Assessment of geothermal resources on regional scales requires the development of 3D temperature models to identify accessible heat at economically viable depths (currently shallower than 7 km). Uncertainty in 3D temperature maps is reduced by integrating a broad collection of surface and subsurface data into regional geologic models, which can constrain thermal properties based on geology and can be calibrated against available temperature data. Recent studies at the U.S. Geological Survey have focused on the Great Basin in Nevada, the onshore Gulf Coast, and the Williston Basin, while ongoing work includes the Anadarko Basin, the Denver-Julesburg Basin, the Greater Green River Basin, and the Permian Basin. Collectively, these studies have predicted drilling depths to reach temperatures sufficient to produce electricity (moderate (>90°C) and high (>150°C)). This presentation will draw on the Great Basin and Williston Basin studies to illustrate various ways 3D geologic models have been constructed, and how they have resulted in 3D temperature maps that support new geothermal assessments.

Highlighting the importance of disentangling conductive versus convective heat flow, the Great Basin geothermal study first developed an estimated conductive heat flow map of the region. This was then utilized to predict temperature at depth using the steady-state heat equation which compared favorably with borehole temperature data throughout the region.

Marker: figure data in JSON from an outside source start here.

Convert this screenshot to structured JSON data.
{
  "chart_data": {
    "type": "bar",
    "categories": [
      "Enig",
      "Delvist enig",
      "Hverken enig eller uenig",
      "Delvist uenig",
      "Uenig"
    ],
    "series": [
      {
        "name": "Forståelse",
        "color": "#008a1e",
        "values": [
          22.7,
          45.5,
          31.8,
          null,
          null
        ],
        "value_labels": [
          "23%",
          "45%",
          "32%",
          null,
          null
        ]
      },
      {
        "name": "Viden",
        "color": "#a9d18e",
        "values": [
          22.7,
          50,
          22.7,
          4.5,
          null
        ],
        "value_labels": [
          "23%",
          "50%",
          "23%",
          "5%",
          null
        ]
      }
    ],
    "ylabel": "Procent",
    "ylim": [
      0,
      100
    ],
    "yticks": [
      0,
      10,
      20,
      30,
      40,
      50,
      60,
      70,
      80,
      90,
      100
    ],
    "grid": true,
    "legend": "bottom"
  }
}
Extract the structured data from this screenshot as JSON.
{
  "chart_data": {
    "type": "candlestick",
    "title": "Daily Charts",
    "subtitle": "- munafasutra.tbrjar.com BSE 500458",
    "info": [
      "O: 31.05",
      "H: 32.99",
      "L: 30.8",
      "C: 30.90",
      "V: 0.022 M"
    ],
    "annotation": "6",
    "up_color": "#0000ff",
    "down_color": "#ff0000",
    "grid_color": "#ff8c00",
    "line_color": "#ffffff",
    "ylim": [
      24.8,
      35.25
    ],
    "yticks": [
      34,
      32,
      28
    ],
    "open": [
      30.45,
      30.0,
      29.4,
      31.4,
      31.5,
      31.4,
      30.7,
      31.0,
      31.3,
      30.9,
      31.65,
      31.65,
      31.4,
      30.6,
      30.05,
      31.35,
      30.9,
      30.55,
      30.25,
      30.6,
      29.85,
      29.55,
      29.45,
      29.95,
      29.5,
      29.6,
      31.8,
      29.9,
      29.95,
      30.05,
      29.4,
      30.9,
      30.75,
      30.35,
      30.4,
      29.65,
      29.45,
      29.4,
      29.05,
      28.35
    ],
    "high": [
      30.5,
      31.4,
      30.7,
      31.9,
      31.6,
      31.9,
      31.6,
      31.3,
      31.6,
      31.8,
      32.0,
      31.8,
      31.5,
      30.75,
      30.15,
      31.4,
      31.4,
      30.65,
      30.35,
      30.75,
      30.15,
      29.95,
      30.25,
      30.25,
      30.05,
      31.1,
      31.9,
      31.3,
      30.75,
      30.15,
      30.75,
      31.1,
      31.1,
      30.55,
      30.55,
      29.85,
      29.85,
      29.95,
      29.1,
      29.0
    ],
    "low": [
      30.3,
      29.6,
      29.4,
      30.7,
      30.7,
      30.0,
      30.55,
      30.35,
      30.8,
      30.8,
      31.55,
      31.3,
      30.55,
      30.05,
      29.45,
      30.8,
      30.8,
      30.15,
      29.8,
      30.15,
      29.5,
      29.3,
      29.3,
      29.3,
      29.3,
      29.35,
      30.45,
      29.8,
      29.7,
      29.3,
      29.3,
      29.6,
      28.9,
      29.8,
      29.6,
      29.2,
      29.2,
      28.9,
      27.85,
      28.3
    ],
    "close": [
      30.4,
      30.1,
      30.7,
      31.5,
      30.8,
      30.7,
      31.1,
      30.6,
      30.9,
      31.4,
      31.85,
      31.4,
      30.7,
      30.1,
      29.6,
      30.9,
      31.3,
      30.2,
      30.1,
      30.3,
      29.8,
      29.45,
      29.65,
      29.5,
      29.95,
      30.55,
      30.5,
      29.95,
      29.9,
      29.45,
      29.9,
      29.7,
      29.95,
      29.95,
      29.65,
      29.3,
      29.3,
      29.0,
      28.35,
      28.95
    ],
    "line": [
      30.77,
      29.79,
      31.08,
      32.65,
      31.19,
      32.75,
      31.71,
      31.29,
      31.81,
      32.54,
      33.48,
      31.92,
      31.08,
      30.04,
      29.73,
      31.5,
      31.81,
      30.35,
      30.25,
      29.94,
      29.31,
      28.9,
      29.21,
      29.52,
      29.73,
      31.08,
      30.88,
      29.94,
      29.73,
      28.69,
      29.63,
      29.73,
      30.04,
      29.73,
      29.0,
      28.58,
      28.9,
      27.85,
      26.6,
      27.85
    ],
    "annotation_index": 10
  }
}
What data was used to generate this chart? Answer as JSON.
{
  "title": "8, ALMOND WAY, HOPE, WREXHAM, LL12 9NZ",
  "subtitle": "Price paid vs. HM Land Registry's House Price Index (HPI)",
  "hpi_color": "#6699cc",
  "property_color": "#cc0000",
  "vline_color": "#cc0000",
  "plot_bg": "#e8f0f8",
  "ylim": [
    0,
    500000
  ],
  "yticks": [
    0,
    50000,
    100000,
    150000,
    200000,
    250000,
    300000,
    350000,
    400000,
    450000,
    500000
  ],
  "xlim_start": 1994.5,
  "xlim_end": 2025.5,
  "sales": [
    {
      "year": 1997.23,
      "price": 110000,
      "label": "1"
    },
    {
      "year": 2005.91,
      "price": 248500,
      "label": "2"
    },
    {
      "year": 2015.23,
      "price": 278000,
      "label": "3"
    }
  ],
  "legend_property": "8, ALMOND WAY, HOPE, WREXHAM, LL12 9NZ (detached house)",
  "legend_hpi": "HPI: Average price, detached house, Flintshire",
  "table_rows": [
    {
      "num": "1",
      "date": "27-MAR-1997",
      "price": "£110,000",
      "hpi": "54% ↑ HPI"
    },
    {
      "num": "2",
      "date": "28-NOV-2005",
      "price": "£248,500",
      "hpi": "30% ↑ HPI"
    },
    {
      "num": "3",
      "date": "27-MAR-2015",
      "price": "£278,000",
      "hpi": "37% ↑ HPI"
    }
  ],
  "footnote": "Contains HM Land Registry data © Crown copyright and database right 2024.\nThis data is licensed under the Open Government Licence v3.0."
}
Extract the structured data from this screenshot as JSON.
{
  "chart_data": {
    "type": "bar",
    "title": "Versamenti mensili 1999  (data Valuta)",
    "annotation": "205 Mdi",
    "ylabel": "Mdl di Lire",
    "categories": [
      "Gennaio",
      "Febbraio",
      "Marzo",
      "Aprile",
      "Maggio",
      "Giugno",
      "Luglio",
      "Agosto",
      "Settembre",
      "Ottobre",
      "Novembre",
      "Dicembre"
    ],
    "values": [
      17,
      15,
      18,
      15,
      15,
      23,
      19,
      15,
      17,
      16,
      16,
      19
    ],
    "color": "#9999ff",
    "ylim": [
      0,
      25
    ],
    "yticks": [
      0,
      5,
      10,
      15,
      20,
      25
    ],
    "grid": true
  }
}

The regional Williston Basin study investigated the potential for deep, hot sedimentary geothermal resources. The study first focused on constructing a 3D geologic model of the basin stratigraphy based on dense borehole data. The 3D model incorporated compaction of sedimentary rocks and estimated thermal properties such as conductivity and radiogenic heat. These varying rock properties can also inform the existence of permeability in regions of sufficiently high temperature, which is required for heat extraction. The model is calibrated to tens of thousands of wells with downhole temperature data to generate maps for regional heat flow and subsurface temperature. Finally, the thermal model is calibrated through geologic time and has been or will be applied to other subsurface energy resources beyond geothermal (i.e., petroleum, natural hydrogen).